Probability that a stick randomly broken in two places can form a triangle

The three triangle inequalities are

\begin{align} x + y &> 1-x-y \\ x + (1-x-y) &> y \\ y + (1-x-y) &> x \\ \end{align}

Your problem is that in picking the smaller number first from a uniform distribution, it's going to end up being bigger than it would if you had just picked two random numbers and taken the smaller one. (You'll end up with an average value of $1/2$ for the smaller instead of $1/3$ like you actually want.) Now when you pick $y$ on $[0, 1-x]$, you're making it smaller than it should be (ending up with average value of $1/4$). To understand this unequal distribution, we can substitute $y (1-x)$ for $y$ in the original inequalities and we'll see the proper distribution.

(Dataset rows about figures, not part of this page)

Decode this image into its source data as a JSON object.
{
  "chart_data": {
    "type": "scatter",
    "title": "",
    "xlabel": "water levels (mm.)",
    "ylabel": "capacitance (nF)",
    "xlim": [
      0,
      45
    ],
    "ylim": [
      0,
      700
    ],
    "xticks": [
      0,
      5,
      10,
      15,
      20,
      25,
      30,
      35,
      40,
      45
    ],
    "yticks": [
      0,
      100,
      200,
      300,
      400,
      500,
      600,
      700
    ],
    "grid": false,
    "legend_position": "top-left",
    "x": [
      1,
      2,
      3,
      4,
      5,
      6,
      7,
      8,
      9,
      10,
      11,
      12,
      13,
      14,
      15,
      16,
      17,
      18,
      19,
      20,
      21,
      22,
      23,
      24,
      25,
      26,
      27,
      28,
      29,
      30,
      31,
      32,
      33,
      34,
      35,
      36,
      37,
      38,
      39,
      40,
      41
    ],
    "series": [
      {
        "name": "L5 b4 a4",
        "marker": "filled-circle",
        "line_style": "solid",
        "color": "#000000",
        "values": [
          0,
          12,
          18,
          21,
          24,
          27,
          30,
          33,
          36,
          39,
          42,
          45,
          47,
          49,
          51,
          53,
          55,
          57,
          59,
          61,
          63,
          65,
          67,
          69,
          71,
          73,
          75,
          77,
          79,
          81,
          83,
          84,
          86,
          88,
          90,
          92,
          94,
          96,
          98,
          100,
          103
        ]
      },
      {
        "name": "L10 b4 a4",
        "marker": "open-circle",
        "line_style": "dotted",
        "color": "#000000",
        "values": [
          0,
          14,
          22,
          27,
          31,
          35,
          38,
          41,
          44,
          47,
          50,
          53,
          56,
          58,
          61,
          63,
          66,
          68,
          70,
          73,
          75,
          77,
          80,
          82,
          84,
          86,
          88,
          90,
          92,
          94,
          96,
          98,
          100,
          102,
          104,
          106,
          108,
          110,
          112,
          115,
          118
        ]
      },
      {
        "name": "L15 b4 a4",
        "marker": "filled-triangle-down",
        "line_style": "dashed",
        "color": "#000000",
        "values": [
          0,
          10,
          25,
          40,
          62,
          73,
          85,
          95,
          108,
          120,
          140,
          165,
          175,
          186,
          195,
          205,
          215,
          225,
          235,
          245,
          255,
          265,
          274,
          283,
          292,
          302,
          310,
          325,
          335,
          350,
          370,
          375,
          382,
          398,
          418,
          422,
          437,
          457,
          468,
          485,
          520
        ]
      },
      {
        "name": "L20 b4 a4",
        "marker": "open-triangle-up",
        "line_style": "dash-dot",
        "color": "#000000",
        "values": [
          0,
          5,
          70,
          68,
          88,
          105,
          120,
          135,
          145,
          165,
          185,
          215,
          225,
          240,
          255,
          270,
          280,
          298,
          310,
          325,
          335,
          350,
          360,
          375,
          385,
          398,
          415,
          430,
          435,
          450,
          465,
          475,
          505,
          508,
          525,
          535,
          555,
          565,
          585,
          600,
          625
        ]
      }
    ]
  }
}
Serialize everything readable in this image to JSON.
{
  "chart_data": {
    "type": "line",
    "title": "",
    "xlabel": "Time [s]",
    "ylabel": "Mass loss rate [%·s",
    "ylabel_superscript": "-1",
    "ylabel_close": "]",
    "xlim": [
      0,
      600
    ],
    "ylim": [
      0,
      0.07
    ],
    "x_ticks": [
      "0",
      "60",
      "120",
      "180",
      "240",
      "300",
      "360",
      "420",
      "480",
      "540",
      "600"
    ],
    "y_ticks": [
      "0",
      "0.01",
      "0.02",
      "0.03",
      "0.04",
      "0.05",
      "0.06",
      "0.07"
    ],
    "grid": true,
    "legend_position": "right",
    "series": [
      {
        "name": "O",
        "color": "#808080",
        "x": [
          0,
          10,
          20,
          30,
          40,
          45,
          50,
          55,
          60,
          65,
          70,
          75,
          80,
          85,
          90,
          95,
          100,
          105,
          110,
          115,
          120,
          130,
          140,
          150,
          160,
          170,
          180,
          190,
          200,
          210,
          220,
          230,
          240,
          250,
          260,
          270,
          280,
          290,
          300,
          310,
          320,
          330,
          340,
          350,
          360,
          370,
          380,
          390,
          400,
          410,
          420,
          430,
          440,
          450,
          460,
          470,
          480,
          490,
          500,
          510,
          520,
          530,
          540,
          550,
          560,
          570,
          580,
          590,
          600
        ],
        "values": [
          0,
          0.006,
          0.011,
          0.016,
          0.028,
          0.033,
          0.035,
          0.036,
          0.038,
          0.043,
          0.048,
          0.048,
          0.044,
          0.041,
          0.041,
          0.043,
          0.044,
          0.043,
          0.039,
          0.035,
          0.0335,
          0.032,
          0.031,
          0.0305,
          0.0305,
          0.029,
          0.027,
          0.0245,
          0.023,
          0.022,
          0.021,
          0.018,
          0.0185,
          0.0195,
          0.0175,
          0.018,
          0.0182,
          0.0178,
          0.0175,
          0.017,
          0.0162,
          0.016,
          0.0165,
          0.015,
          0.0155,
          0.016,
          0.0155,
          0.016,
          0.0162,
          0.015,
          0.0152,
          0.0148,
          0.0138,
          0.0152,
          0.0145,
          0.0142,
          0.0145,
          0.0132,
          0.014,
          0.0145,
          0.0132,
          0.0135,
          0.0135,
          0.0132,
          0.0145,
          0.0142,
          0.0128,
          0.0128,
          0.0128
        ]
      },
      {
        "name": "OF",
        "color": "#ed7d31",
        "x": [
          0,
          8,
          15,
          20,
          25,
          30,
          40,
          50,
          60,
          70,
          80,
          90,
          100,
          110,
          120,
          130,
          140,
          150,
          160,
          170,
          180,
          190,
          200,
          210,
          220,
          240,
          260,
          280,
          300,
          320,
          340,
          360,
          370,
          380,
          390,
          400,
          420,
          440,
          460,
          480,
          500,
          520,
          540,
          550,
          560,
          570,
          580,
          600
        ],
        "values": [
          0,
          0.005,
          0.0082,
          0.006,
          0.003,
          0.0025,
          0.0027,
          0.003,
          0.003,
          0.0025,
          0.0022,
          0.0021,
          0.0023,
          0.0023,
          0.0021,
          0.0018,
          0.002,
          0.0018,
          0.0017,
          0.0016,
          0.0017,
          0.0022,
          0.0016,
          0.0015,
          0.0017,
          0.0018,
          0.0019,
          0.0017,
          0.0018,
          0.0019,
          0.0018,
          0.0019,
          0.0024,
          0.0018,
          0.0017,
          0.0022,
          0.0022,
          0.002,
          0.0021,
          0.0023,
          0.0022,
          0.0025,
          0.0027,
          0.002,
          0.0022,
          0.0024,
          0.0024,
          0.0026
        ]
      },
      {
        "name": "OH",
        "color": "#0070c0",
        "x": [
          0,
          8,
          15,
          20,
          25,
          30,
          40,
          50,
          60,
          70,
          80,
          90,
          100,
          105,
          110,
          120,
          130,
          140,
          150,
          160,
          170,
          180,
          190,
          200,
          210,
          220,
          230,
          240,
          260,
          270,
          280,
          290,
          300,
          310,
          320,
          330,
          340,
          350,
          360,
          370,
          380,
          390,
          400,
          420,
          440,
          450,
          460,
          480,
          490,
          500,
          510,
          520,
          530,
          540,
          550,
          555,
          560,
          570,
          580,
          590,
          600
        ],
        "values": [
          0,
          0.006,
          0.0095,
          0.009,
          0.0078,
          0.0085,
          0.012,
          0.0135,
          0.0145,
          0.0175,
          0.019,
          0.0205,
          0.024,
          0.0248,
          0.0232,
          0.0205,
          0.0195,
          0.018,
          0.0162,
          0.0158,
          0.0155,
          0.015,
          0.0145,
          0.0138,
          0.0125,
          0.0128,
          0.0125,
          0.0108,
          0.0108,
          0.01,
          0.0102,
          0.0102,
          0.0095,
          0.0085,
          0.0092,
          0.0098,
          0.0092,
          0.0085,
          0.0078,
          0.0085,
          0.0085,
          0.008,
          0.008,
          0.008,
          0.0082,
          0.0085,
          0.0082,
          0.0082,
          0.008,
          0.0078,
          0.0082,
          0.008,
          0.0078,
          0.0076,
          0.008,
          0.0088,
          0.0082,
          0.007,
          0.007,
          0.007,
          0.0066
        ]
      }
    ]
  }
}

(Note that the $y$-axis of the graph doesn't really go from $0$ to $1$; instead the top represents the line $y=1-x$. I'm showing it as a square because that's how the probabilities you were calculating were being generated.) Now the probability you're measuring is the area of the strangely-shaped region on the left, which is $$\int_0^{1/2}\frac1{2-2x}-\frac{2x-1}{2x-2}\,dx=\ln 2-\frac12\approx0.19314$$ I believe that's the answer you calculated.


FYI: This question was included in a Martin Gardner 'Mathematical Games' article for Scientific American some years ago. He showed that there were 2 ways of randomly choosing the 2 'break' points:

  1. choose two random numbers from 0 to 1, or
  2. choose one random number, break the stick at that point, then choose one of the two shortened sticks at random, and break it at a random point.

The two methods give different answers.